My boy is a good kid, fun, happy, talkative and great with us as a family, he has been at the same school since reception and is now in year 5 . . .six years, is that? of the same class pals.
i dont really feel any of them are our friends. he seems a bit bored and feels left out at school. could you post examples of what friendships exist at this age . . .9.
At the school gate we seem to think friends are on rotation but there does seem to be a divide at this age, of those who have older siblings and may be older in the year dominating the group with their instructions at playtime and the less confident or less demanding kids are in a silent battle of relegation.
I feel that this time may slip by and my boy may not gain anything from the group dynamic and at worst be really put off by it. ive posted before that im annoyed that school brings issues other than good stuff. . as a girl at this age i had fiends that lasted a life time. . .can i expect this from boy kids?
Ive got an idea I am gonna call it 4 x4 , 4 boys 4 hours group play meets.
Different combinations. . . strict numbers. 4 hours is making me smile, just long enough to push the boundaries of simple and create abit of bonding. next stop 4 days camping. . .childs play!
Hi Getit, I could have written your post a year ago!
My DS is now in year 6 and quite suddenly, after 5 years coasting along, no firm friends, no 'bestie', but happy to drift wherever he has found his confident feet. He is a likeable chap, funny, bright, sporty but generally he was the third wheel floating between various friendship groups, but this year he is striking out and not only looking to form friendships, he is welcomed by the gang of older boys who have previously left him out.
Throughout school he has had a few friends leave suddenly for far away places (London and SE, we are in the West Country) and that knocked his confidence along the way and I have worried, oh how I have worried. No play dates, sleepovers, a football team he plays with but no invitations asked or offered... I have worried so much that he is lonely.
Subject of friendships came up at parents eve this week and he just shrugged, says he is happy to change who he plays with according to what he is 'into'. I also think some boys watch their classmate girls of whom some continually bitch and fall out and decide tight friendship groups are just not worth the bother!
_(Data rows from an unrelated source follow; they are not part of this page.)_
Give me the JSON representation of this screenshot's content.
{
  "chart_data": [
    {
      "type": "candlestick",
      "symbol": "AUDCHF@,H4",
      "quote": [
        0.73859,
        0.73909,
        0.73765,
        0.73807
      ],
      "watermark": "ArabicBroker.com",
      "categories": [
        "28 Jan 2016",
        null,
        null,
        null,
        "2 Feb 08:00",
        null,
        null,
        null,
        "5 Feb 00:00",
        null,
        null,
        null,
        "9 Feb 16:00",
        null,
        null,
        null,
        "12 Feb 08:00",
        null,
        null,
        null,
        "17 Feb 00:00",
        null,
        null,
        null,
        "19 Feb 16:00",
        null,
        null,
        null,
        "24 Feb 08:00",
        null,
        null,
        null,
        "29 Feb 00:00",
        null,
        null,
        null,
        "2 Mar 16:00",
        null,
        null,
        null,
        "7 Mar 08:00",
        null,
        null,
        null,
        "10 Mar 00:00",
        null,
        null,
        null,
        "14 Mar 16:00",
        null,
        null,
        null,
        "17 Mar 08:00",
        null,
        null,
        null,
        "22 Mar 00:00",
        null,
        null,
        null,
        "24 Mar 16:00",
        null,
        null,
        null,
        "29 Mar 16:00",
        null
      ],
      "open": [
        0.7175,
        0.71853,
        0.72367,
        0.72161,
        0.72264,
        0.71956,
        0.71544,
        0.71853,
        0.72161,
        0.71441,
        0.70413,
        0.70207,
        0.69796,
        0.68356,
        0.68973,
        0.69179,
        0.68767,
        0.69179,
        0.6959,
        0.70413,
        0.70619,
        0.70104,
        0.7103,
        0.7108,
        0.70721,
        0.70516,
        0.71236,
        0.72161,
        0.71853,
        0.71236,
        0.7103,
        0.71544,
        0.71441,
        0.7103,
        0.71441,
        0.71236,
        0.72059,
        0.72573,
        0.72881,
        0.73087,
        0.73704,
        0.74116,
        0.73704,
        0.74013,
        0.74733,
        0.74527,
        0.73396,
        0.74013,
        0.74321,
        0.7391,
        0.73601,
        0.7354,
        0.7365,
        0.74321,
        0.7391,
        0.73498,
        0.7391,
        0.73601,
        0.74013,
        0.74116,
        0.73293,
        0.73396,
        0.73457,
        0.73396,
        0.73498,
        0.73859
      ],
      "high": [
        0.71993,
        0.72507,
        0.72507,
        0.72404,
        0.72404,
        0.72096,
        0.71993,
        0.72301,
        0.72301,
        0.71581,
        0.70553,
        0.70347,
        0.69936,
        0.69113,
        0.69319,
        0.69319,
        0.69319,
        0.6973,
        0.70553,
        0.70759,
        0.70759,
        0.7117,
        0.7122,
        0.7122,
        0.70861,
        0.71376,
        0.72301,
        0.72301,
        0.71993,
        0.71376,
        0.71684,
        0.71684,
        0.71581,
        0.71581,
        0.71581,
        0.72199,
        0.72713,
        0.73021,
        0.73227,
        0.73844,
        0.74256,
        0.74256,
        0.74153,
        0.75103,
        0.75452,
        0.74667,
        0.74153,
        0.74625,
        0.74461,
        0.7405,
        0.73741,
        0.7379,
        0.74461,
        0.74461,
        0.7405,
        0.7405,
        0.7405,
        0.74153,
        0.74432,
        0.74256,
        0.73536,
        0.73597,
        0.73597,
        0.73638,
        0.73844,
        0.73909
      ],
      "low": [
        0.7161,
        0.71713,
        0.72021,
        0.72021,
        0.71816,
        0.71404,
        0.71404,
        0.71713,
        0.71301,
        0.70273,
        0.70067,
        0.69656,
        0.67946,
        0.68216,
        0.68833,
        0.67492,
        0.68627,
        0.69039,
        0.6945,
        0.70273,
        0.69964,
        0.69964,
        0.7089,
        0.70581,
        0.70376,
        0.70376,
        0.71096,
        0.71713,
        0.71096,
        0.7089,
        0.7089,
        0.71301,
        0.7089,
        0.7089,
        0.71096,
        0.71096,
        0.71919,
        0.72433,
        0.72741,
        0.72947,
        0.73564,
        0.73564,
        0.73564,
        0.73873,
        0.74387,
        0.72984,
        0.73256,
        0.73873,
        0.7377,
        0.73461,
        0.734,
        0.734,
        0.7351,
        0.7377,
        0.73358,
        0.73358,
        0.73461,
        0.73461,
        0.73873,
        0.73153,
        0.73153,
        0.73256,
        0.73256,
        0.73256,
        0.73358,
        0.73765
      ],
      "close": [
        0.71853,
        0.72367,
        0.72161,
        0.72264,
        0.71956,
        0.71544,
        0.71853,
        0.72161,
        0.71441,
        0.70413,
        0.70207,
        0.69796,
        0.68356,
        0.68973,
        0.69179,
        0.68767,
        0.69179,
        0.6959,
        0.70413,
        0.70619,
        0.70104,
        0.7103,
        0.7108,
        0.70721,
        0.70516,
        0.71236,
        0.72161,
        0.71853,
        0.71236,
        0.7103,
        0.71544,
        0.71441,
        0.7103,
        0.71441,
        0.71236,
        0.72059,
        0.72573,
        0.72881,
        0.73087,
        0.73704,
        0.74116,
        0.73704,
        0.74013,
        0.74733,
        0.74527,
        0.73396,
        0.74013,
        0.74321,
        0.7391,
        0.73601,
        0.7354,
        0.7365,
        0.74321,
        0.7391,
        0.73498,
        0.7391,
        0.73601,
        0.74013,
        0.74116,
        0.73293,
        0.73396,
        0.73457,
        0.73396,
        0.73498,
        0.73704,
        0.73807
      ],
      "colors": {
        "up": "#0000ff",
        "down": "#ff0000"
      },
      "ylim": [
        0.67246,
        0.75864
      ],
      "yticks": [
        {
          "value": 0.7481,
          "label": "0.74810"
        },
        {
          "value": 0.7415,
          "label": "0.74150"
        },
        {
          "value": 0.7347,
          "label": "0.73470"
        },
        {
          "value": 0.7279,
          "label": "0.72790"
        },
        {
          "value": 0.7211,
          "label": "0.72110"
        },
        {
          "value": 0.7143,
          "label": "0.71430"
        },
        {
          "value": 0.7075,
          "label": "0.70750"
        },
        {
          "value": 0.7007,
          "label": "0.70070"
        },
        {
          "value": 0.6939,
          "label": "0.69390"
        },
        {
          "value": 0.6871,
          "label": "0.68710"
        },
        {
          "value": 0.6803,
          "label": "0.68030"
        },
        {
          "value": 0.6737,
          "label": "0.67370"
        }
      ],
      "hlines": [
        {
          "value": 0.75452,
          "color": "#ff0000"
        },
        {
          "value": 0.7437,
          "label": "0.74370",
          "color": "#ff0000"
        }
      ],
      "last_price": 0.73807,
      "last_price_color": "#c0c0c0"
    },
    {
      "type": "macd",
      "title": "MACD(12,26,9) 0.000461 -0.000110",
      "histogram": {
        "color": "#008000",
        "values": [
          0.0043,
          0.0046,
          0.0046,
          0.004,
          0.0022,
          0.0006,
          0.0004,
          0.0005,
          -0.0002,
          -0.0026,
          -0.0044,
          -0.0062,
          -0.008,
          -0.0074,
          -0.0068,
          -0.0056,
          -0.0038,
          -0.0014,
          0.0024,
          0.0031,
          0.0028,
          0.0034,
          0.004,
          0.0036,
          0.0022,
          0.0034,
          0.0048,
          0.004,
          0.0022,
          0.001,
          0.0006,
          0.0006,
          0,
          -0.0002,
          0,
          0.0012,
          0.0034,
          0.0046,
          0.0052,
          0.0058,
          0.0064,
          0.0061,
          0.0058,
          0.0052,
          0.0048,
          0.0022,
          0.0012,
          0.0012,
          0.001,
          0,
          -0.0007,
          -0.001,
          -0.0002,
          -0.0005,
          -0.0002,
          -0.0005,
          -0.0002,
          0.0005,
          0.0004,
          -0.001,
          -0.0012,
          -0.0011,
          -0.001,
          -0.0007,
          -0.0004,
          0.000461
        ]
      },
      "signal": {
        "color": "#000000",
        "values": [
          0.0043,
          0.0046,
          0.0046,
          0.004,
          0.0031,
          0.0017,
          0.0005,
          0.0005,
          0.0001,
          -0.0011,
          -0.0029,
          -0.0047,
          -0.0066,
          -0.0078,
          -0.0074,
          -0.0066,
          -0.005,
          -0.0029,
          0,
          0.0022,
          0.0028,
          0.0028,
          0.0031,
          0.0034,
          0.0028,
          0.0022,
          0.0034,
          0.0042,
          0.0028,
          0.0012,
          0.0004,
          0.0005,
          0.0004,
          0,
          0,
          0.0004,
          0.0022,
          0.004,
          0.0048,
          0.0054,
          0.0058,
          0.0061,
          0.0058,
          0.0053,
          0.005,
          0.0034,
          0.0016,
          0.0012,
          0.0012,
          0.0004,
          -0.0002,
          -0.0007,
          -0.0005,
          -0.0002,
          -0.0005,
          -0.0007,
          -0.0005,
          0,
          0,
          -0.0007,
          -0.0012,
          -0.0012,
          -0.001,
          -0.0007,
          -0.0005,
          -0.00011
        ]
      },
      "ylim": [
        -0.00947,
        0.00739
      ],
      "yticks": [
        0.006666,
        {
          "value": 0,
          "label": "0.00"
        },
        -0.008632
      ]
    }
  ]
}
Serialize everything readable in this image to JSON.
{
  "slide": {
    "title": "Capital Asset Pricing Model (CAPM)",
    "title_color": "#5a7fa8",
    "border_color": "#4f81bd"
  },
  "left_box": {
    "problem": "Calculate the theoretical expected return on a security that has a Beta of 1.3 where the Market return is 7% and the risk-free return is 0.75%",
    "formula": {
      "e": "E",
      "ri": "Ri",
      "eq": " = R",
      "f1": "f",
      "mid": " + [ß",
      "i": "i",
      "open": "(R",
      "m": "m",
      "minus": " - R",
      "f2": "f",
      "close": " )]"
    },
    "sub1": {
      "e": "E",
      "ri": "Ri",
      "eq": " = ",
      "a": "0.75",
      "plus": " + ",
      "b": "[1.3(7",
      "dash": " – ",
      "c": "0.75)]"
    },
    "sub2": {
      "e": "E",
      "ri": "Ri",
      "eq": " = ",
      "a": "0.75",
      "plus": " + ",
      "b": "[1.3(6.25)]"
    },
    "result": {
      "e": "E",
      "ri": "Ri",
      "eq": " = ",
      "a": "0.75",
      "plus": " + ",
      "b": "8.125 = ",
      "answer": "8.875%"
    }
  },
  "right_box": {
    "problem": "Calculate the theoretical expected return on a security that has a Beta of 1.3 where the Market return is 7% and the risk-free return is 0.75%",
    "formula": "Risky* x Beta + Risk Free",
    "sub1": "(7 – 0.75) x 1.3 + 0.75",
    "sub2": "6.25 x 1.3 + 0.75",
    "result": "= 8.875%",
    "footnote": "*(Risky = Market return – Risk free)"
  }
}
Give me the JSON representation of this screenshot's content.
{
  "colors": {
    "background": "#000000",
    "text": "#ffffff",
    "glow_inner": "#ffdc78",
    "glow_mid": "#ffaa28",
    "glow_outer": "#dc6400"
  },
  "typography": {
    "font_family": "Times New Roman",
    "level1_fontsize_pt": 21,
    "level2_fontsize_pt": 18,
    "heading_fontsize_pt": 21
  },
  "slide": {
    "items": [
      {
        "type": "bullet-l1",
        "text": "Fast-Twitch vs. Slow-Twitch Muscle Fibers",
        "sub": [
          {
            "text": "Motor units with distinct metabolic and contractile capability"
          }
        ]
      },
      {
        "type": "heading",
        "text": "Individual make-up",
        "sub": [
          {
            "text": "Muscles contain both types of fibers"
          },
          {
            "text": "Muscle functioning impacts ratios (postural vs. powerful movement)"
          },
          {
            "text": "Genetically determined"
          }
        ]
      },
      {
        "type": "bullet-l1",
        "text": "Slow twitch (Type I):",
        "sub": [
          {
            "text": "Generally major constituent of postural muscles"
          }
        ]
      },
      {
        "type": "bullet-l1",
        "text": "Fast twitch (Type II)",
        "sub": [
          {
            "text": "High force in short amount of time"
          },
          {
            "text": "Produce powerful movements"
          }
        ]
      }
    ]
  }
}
His teacher pointed out that he has always been a bit more mature than his peers and now some more of the boys his age are catching him up with this. Perhaps this is why friends are changing.
He also said he is friends out of school with a few boys he just cannot be friends with in school as he got fed up being in trouble all the time when he hung round with them.
Hmmm... Just realised I am rambling, but I just wanted to reassure you really!
I Love your 4x4 idea... That would really work. Boys need to be boys, such a cliche but so much if their day is designed for girls and in ks2 so much sitting down... I think time together away from school helps friendships and I love your idea of mixing it up! Tell me, are you going to host the play dates? I think you will need a hard hat and plenty of gin for afters when they have all gone home!